Maxime Sorel: Yes! The bay of Saint-Malo was my childhood playground. I started sailing here when I was 8 years old, and started competing a year later. Since then I’ve never looked back. My family has definite sea legs and we enjoyed lots of waterborne tours of Brittany, from Trinity-sur-Mer to Saint-Malo.
France.fr: Without ever getting tired?
MS: Brittany is magnificent and always different, from the wild coast of Finistère to the softness of the Cornouaille. The sea colours constantly change. For a sailor, the water is exceptional. You learn to negotiate currents, rocks and lots of traffic…
France.fr: Your departure day is 4 November. Will you be in your element?
MS: It’ll be emotional to cross the start line in view of Cancale and the Pointe du Groin, where I learned to sail, and take part in one of the world’s greatest races. Especially since the 125 boats competing will be escorted by thousands of others, carrying all the spectators. The atmosphere at the Race Village, at the foot of the ramparts in Saint-Malo, then at the official start, at sea, is incredible.
France.fr: Have you ever experienced it?
MS: I was at the start of the 10th edition in 2014, but with a vintage Class40, for fun and adventure. With the VandB Sailing Team project, I'm here to win! In the category of 40-foot (12-metre) monohulls, there are about 15 of us. It is rare to have such beautiful surroundings and it’ll be a close call across the 3,542-mile course. Over the 16-19 days of racing, you have to stay focused, like a robot. With peak speeds up to 28 knots, there’s no time to admire dolphins or sunsets!

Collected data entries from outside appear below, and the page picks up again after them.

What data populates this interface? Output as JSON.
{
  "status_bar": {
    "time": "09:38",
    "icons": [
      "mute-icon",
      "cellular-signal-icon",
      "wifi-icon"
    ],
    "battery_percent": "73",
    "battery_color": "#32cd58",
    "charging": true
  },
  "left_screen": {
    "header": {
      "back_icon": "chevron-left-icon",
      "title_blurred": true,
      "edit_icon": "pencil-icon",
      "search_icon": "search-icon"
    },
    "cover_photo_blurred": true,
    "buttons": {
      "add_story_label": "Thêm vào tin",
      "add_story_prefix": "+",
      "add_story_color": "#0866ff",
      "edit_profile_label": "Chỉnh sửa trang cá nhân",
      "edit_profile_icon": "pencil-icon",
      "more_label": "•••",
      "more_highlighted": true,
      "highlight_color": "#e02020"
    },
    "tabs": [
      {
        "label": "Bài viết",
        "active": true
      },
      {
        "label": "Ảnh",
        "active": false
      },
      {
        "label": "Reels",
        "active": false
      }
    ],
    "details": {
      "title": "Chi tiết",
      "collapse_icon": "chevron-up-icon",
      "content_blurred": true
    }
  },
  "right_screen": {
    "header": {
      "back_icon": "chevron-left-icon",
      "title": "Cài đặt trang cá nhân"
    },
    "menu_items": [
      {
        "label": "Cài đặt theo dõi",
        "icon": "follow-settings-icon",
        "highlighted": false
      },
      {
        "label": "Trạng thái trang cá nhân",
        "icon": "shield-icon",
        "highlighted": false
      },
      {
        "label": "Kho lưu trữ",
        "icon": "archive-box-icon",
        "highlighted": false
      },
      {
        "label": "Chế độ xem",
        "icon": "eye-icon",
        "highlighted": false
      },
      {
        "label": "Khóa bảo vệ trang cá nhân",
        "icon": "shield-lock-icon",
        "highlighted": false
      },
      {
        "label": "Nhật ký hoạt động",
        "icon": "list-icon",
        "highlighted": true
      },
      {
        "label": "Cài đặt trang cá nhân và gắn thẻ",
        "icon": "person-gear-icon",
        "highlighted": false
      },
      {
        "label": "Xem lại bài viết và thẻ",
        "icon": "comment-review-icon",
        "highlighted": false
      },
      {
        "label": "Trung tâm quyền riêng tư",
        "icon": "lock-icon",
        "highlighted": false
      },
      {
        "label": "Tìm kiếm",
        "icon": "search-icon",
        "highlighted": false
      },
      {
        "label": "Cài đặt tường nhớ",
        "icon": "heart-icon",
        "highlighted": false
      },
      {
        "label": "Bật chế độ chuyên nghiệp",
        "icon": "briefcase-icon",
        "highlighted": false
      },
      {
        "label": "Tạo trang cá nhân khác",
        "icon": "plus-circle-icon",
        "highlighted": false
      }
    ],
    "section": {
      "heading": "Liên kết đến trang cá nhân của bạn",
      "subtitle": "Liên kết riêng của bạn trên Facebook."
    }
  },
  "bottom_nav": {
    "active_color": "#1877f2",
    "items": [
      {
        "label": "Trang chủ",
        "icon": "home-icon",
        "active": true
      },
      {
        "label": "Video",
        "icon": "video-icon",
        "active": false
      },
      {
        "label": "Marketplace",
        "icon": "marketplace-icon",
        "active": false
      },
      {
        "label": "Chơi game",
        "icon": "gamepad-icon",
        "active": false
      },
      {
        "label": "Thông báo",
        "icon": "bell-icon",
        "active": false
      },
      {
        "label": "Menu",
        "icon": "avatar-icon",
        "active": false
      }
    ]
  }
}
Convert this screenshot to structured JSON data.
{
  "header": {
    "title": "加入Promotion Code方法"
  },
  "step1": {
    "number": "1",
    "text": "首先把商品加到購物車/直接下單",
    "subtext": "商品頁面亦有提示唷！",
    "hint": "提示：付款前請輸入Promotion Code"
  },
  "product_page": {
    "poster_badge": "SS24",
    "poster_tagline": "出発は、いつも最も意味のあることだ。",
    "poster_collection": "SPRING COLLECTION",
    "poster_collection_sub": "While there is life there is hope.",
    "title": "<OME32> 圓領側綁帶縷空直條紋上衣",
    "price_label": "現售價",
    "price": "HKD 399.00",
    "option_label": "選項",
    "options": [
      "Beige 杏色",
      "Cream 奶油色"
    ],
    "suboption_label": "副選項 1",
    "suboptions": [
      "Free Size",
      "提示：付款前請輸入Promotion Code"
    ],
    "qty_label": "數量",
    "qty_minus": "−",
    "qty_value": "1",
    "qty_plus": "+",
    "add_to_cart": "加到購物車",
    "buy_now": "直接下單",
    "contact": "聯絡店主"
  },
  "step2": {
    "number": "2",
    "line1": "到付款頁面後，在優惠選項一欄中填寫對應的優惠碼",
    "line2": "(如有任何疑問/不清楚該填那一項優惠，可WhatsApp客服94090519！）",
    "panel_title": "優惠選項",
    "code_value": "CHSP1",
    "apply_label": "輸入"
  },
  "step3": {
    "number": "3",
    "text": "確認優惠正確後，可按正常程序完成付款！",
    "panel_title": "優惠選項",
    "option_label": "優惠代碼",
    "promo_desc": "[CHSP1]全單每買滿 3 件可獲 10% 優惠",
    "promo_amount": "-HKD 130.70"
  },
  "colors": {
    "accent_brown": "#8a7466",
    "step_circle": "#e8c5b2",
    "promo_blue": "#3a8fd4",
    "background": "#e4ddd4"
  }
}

"You feel land before you see it"
France.fr: Do you not feel alone at sea?
MS: I team up with my boat. VandB is a demanding like me, so we get on well! On the ground, there is also my small team and all the Volunteer Cystic Fibrosis volunteers, the cause for which I run and who support me. During the race, you only sleep around four and a half hours a day, along with micro-naps of 15 to 30 minutes. You spend 10 hours navigating the route. The rest of the time, you steer and adjust the sails. And the more you adjust, the faster you go! With this routine, there’s no time for emotions to take over.
France.fr: Even when the end is approaching?
MS: You ‘feel’ land before you see it. Guadeloupe has a smoky smell, that of sugar cane. Brittany is more iodised with the smell of seaweed. Guadeloupe is a high island, very green – in winter, I often sail there for the pleasure of the trade winds and the heat. I look forward to returning with the Route du Rhum. But before the final finish, you have to navigate around it, so it’s all still to play for at that stage. I won’t let myself be distracted by the beauty of the landscape!
France.fr: Does the 40th anniversary of the race promise to be extra special?
MS: The atmosphere on arrival should be extraordinary, as it is every time. The Guadeloupeans are a unique community – very enthusiastic and demonstrative. They welcome all the boats, whatever their ranking. And then it’s party time!